Next, as shown in FIG. 1, a detailed description will be given of a first process for producing a frame 21 with a stamp by sealingly bonding the porous stamp 1 to the front end surface 22 of the frame 2.
The peripheral edge of the porous stamp 1 and the front end face 22 of the frame 2 are hermetically bonded by thermal fusion over the entire circumference. Specifically, a heat sealing jig (not shown) having a size capable of simultaneously melting the entire circumferences of both the porous stamping material 1 and the frame body 2 is prepared. After heating to a temperature higher than the melting temperature of the frame 2, the porous stamp 1 and the frame 2 are pressed for several seconds. Then, the porous stamping material 1 and the frame 2 are melted and hermetically bonded in a state where they are polymerized or mixed. Thereby, the periphery of the porous stamping material 1 is surely fixed without being detached from the frame body 2 regardless of the number of times the stamping is repeated, and the stamped frame body 21 having excellent airtightness can be manufactured.
Here, the bonding position of the frame 2 that is hermetically bonded to the peripheral edge of the porous stamp 1 may be not only the front end surface 22 but also the outer peripheral surface of the side wall of the frame 2. In this case, the porous stamp 1 is hermetically bonded to the outer peripheral surface of the side wall so as to wrap around the front end face 22.
In the sealing and bonding step, it is preferable to place a protective film in order to protect the surface of the porous stamp 1 and ensure the releasability of the heat sealing jig. As the protective film, a plastic film that can withstand high temperatures is used.
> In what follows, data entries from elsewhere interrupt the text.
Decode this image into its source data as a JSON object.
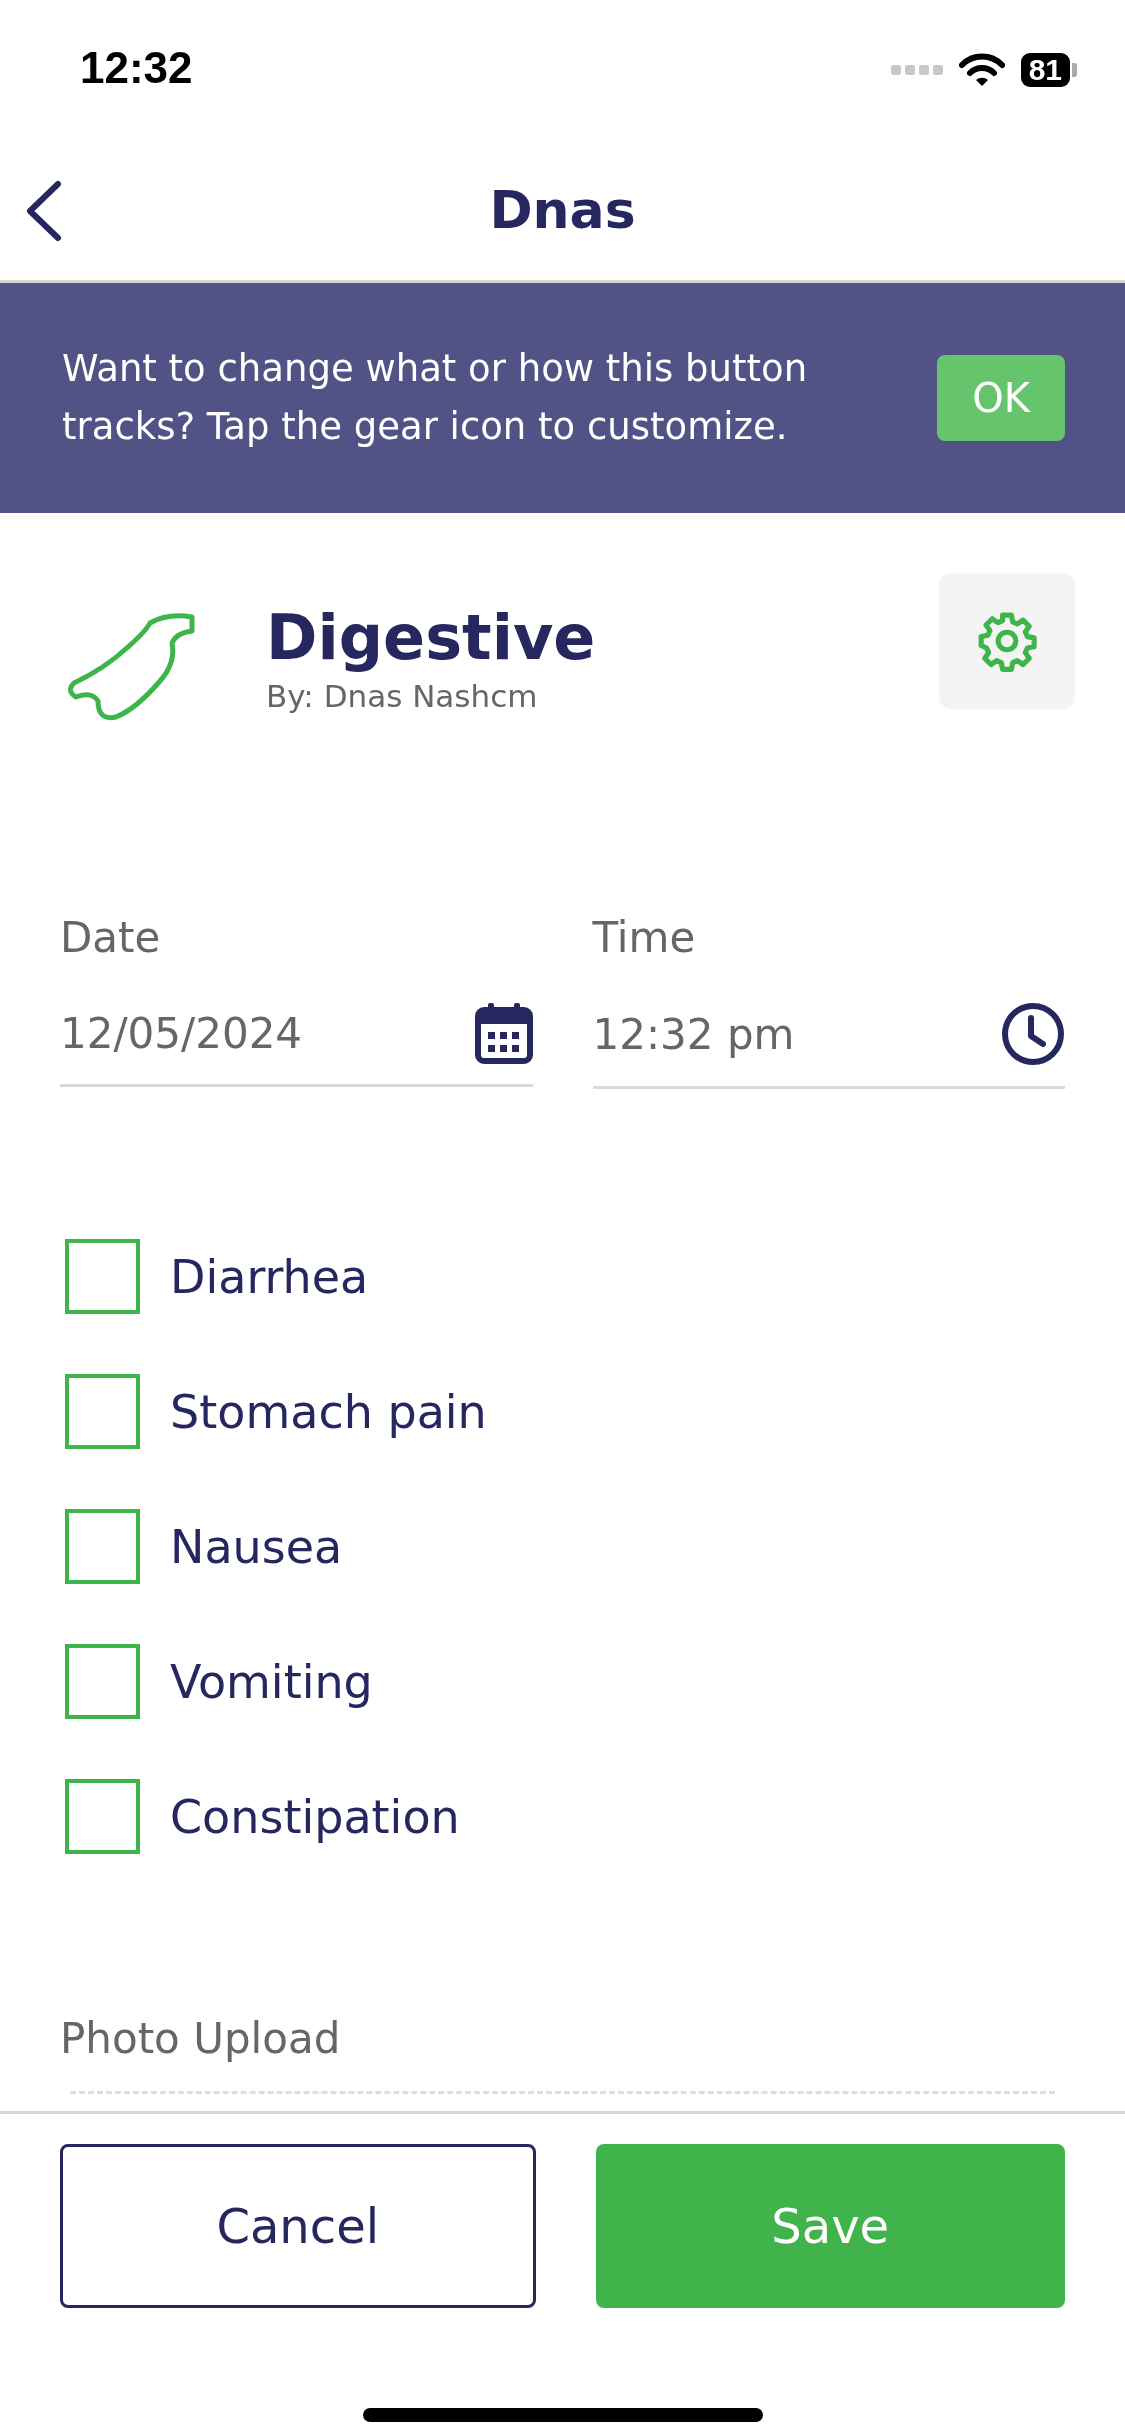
{
  "status_bar": {
    "time": "12:32",
    "battery": "81"
  },
  "nav": {
    "title": "Dnas"
  },
  "banner": {
    "message": "Want to change what or how this button tracks? Tap the gear icon to customize.",
    "button": "OK"
  },
  "tracker": {
    "title": "Digestive",
    "author": "By: Dnas Nashcm"
  },
  "date": {
    "label": "Date",
    "value": "12/05/2024"
  },
  "time": {
    "label": "Time",
    "value": "12:32 pm"
  },
  "symptoms": [
    {
      "label": "Diarrhea",
      "checked": false
    },
    {
      "label": "Stomach pain",
      "checked": false
    },
    {
      "label": "Nausea",
      "checked": false
    },
    {
      "label": "Vomiting",
      "checked": false
    },
    {
      "label": "Constipation",
      "checked": false
    }
  ],
  "photo_upload": {
    "label": "Photo Upload"
  },
  "buttons": {
    "cancel": "Cancel",
    "save": "Save"
  }
}
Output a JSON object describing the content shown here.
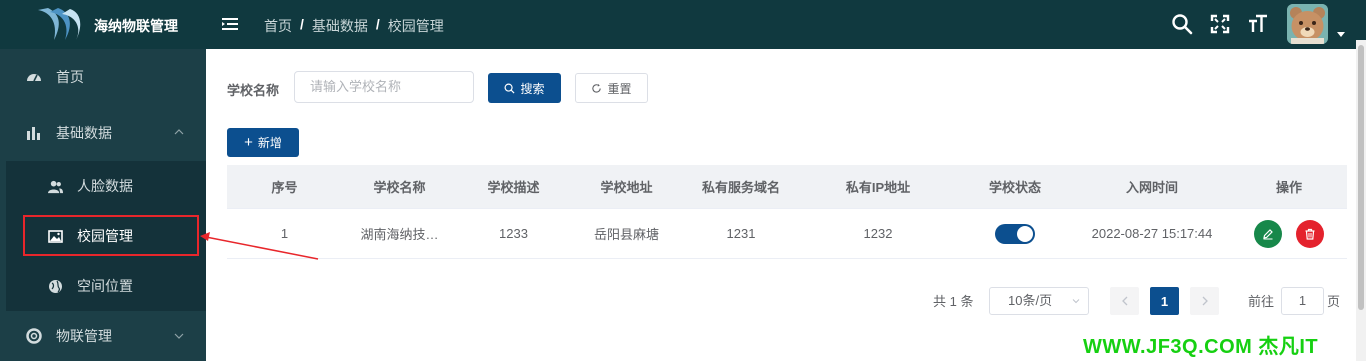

For example, a polyethylene terephthalate film, a polyethylene naphthalate film, a polyamide film, a polytetrafluoroethylene film, a fluorine film, a silicone film, or the like can be used.

  Next, as shown in FIGS. 2, 3, and 4, the stamped frame body 21 is engaged and fixed to a cradle 8 disposed opposite to the thermal head 7 provided in the stamp surface forming device 6. The second step of bringing the upper surface 83 into contact with the back surface of the porous stamp will be described in detail.

First, the stamp surface forming apparatus 6 will be described.
As shown in FIG. 4, the stamp surface forming apparatus 6 of this example includes a thermal head 7 having a plurality of heating elements arranged in a line, a cradle 8 for placing the stamped frame body 21, and a cradle 8. Is provided with at least a cradle holding portion 9.
Although not shown, the marking surface forming device 6 further includes a thermal head holding portion for holding the thermal head 7, a load loading portion for applying a load to the thermal head, the porous printing material 1 and the thermal head placed on the cradle. 7 is provided with a resin film to be interposed between them, a drive gear for moving the cradle holding portion 9 holding the cradle 8 relative to the thermal head 7, and a stepping motor for driving the drive gear. . The resin film can be used to solve the problem that the molten resin of the porous printing material 1 is welded to the thermal head 7 and the problem that the friction coefficient is increased and the printing surface is not formed properly. As the resin film, from the viewpoint of heat resistance and smoothness, polyfilms such as cellophane, acetate, polyvinyl chloride, polyethylene, polypropylene, polyester, polyethylene terephthalate, polytetrafluoroethylene, and polyimide are mainly used.
As the driving means of the marking surface forming apparatus 6 of this example, the thermal head 7 may be fixed and the cradle 8 loaded with the porous printing material 1 may be moved, or the cradle 8 loaded with the porous printing material 1 may be used. It is good also as a means to move the thermal head 7 fixed.
The stamp surface forming apparatus 6 is connected to a computer (not shown), and the operations for setting the stamp surface forming speed and starting the formation are performed on the computer screen. The print pattern of a desired character or figure follows image data created by a computer. The heating element heat control data is created according to the monochrome image data created by the typesetting software, and the printing surface is formed based on the data.
As shown in FIGS. 2 and 3, the cradle 8 is held on the cradle holding portion 9. The cradle 8 has a substantially prismatic cradle upper part 81 and a flange part 82 extending to the outer peripheral edge of the cradle upper part 81. The upper surface 83 of the cradle upper portion 81 has a flat shape without any height or undulation. The upper surface 83 of the cradle 8 is disposed to face the thermal head 7 so as to face each other, and the upper surface 83 of the cradle 8 and the tip surface 71 of the thermal head 7 are set in parallel. In addition, all of the marking surface formation positions when the marking surface is formed on the surface of the porous marking material is based on the cradle 8.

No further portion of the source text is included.